しかし、ニューアーク空港も閉鎖されレンタカーを借りる事は出来なくなった。 

マンハッタンは封鎖されていたはずなのに一体何故行けたのか未だに謎なのだがニューアークのアムトラックの駅までは行く事が出来た。 


ただ、駅にたどり着くだけが精一杯、その先に進む事は全く不可能であった。 

フリーホールドにたどり着けないことにはその晩の宿が無い。 

駅で思案に暮れていると外が騒がしくなった。 

見ると何台ものパトカーが集まってきている。 

ポリスもかなりの人数だ。 

そしてポリスは駅の中にいる人々に外に出るように促した。 


かなり緊迫した状況だ。 

駅前の通りの向こう側まで行けと言う。 

僕達は通りの向こう側から事の成り行きを見守った。 


どんどんパトカーは集まってくる。 

その中に“Bomb何とか”と書かれた車両がいた。

“爆発物処理隊”のようだ。

どうやらニューアークの駅に爆弾が仕掛けられているという事だったらしい。 


結果的にはデマで事は収まったのだがあたかも映画のパニックシーンさながらの緊張感だった。


騒ぎも収まったので僕達はニューアーク駅前にあったヒルトンホテルにその晩の宿を求めて入ってみた。 
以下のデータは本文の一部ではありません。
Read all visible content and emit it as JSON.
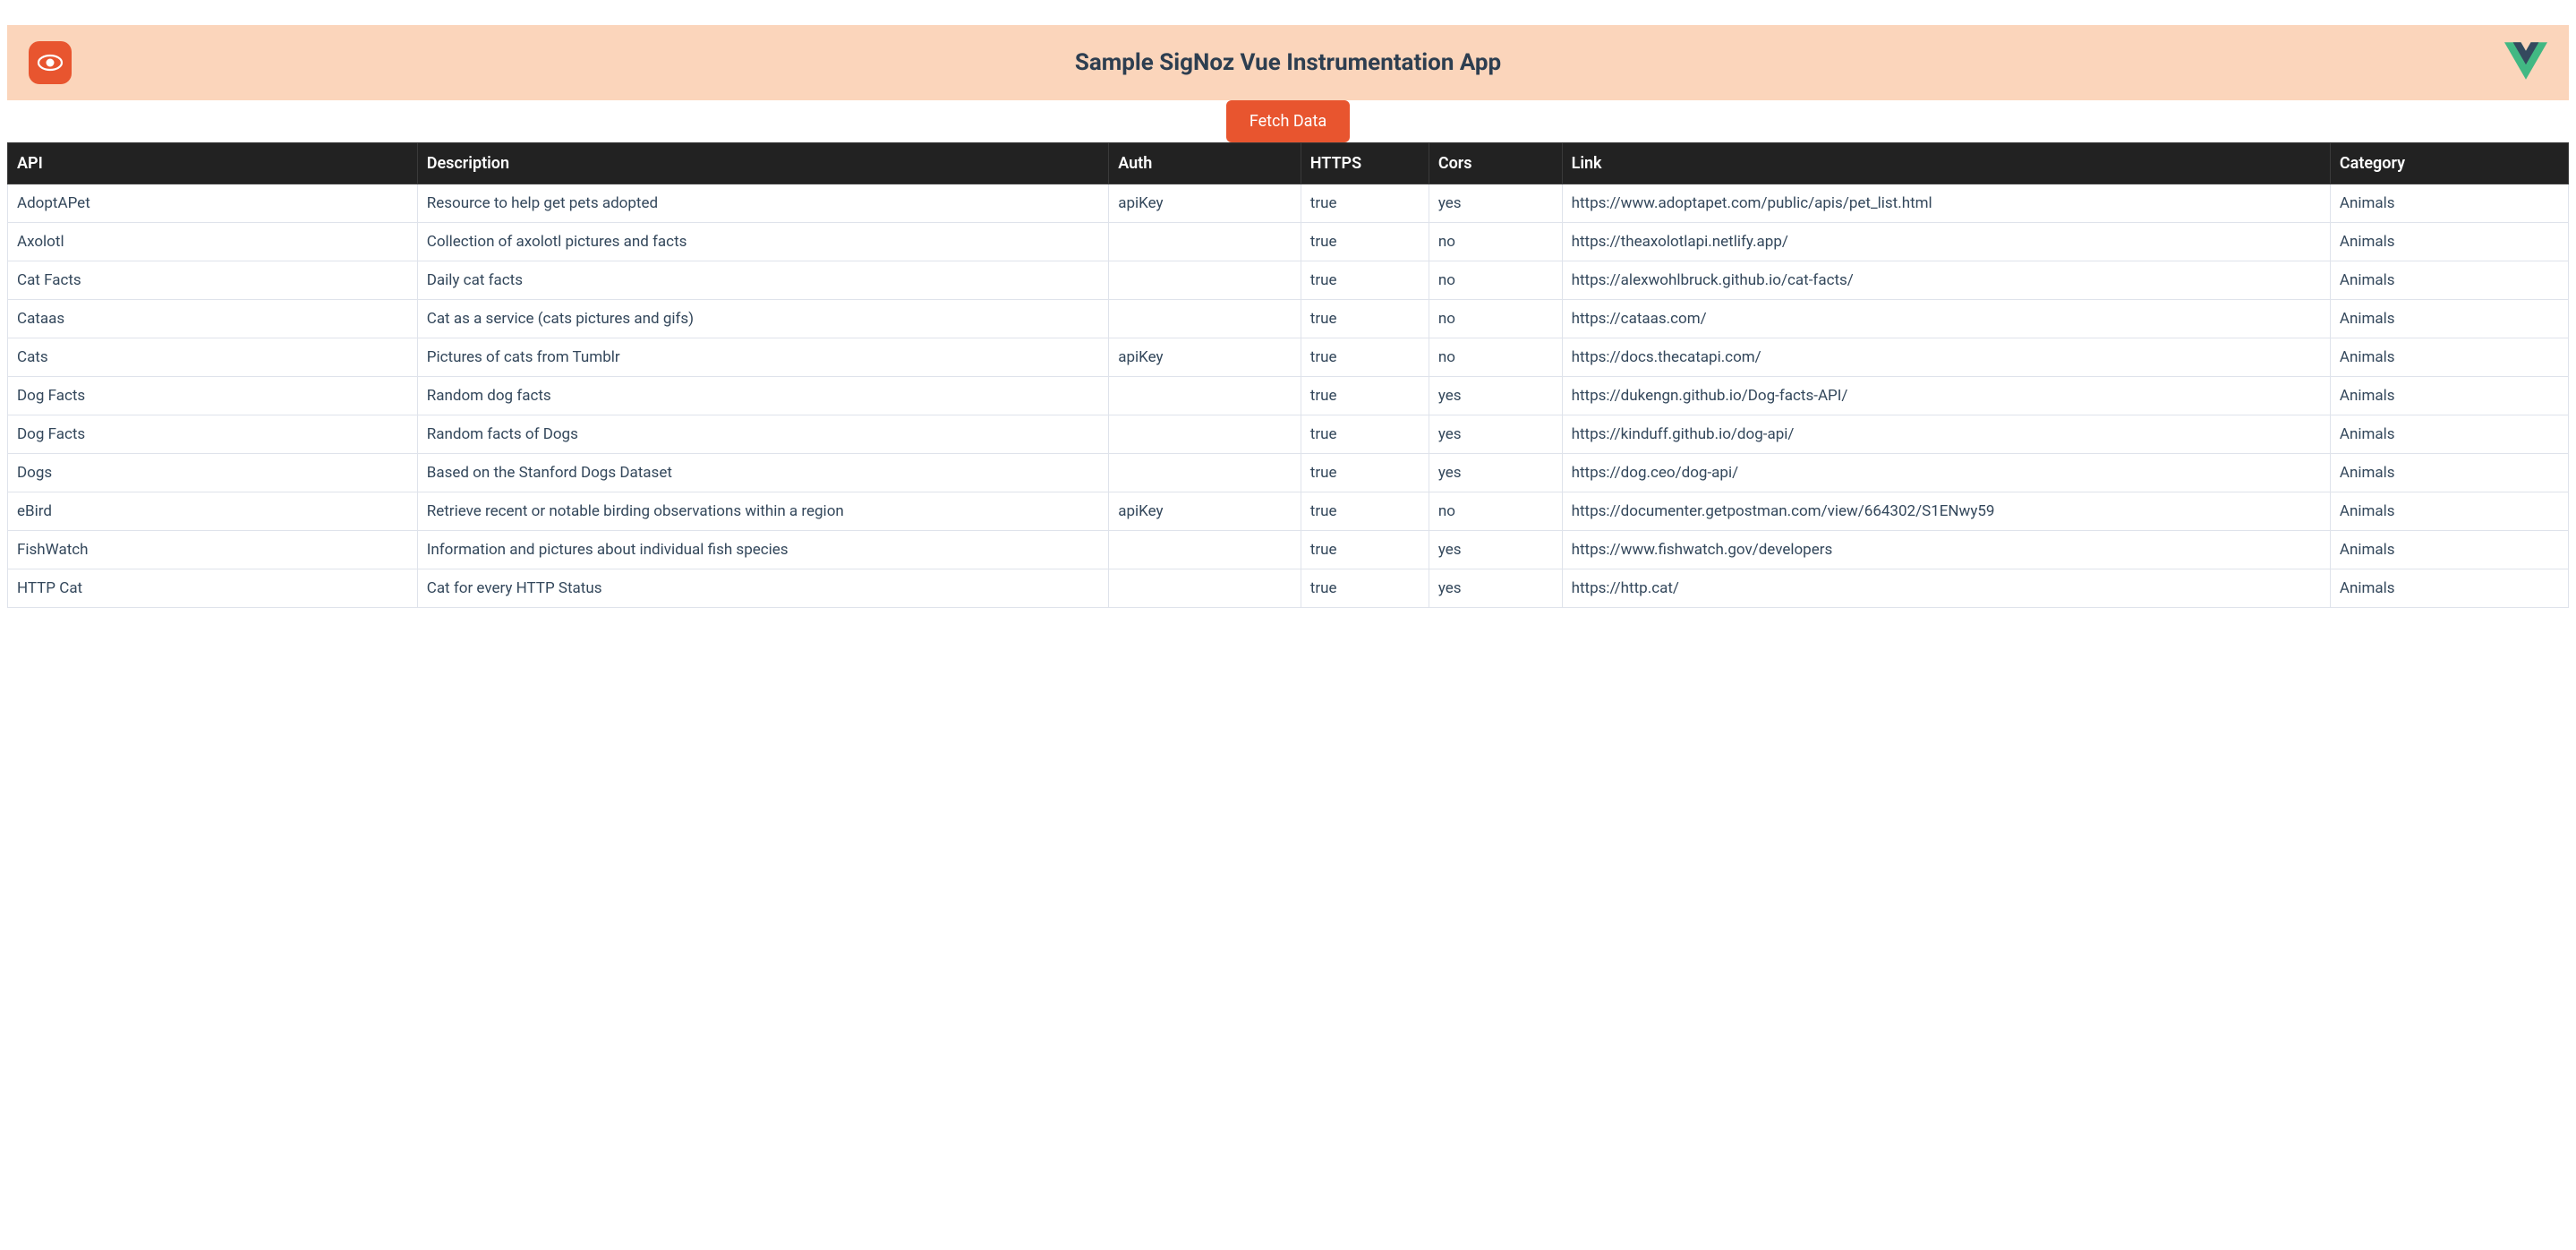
{
  "header": {
    "title": "Sample SigNoz Vue Instrumentation App"
  },
  "actions": {
    "fetch_label": "Fetch Data"
  },
  "table": {
    "headers": {
      "api": "API",
      "description": "Description",
      "auth": "Auth",
      "https": "HTTPS",
      "cors": "Cors",
      "link": "Link",
      "category": "Category"
    },
    "rows": [
      {
        "api": "AdoptAPet",
        "description": "Resource to help get pets adopted",
        "auth": "apiKey",
        "https": "true",
        "cors": "yes",
        "link": "https://www.adoptapet.com/public/apis/pet_list.html",
        "category": "Animals"
      },
      {
        "api": "Axolotl",
        "description": "Collection of axolotl pictures and facts",
        "auth": "",
        "https": "true",
        "cors": "no",
        "link": "https://theaxolotlapi.netlify.app/",
        "category": "Animals"
      },
      {
        "api": "Cat Facts",
        "description": "Daily cat facts",
        "auth": "",
        "https": "true",
        "cors": "no",
        "link": "https://alexwohlbruck.github.io/cat-facts/",
        "category": "Animals"
      },
      {
        "api": "Cataas",
        "description": "Cat as a service (cats pictures and gifs)",
        "auth": "",
        "https": "true",
        "cors": "no",
        "link": "https://cataas.com/",
        "category": "Animals"
      },
      {
        "api": "Cats",
        "description": "Pictures of cats from Tumblr",
        "auth": "apiKey",
        "https": "true",
        "cors": "no",
        "link": "https://docs.thecatapi.com/",
        "category": "Animals"
      },
      {
        "api": "Dog Facts",
        "description": "Random dog facts",
        "auth": "",
        "https": "true",
        "cors": "yes",
        "link": "https://dukengn.github.io/Dog-facts-API/",
        "category": "Animals"
      },
      {
        "api": "Dog Facts",
        "description": "Random facts of Dogs",
        "auth": "",
        "https": "true",
        "cors": "yes",
        "link": "https://kinduff.github.io/dog-api/",
        "category": "Animals"
      },
      {
        "api": "Dogs",
        "description": "Based on the Stanford Dogs Dataset",
        "auth": "",
        "https": "true",
        "cors": "yes",
        "link": "https://dog.ceo/dog-api/",
        "category": "Animals"
      },
      {
        "api": "eBird",
        "description": "Retrieve recent or notable birding observations within a region",
        "auth": "apiKey",
        "https": "true",
        "cors": "no",
        "link": "https://documenter.getpostman.com/view/664302/S1ENwy59",
        "category": "Animals"
      },
      {
        "api": "FishWatch",
        "description": "Information and pictures about individual fish species",
        "auth": "",
        "https": "true",
        "cors": "yes",
        "link": "https://www.fishwatch.gov/developers",
        "category": "Animals"
      },
      {
        "api": "HTTP Cat",
        "description": "Cat for every HTTP Status",
        "auth": "",
        "https": "true",
        "cors": "yes",
        "link": "https://http.cat/",
        "category": "Animals"
      }
    ]
  }
}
しかし、ロビーにはまだ大勢のポリスやFBIの捜査官と思われる人達、更には警察犬までいるではないか。 

とてもゆっくり休める状態ではなさそうだ。 

僕達はニュージャージーは完全に諦めてマンハッタンに戻る事にした。 


マンハッタンではフリーホールドに2泊した後に更に2泊する予定でホテル・ペンシルバニアというマジソンスクエアガーデンの向かいにあるホテルを予約してあった。 

マジソンの地下にはペン・ステーションという駅がある。

ニューアークからはあっと言う間にたどり着く事が出来た。 


そのホテルに行ってみた。 

2日後の予約があるのだがその前延長で今夜から泊まれないか尋ねた。
空き部屋はある、OKだ。

僕達はその日から4日間、マンハッタンで過ごす事になった。 


部屋に入り荷ほどきをして街に出る事にした。 

多くの犠牲者を出したテロ攻撃を受けた翌日だ。 

ニューヨークの街は閑散と、しかし殺伐とした雰囲気もあり、異様な空気を漂わせていた。 


そんな街角で僕達は壁にチラシを貼っている少女を見かけた。 

チラシには少女のお父さんだろう、男性の顔写真。 

 “Missing Person”、帰って来ないお父さんを探して下さいというチラシを貼っているのだ。 


そんな光景はマンハッタンのあちこちで見られた。 

家族や恋人、行方のわからない
愛する人を探す人々
の後ろ姿に僕達は涙を流さずにはいられなかった。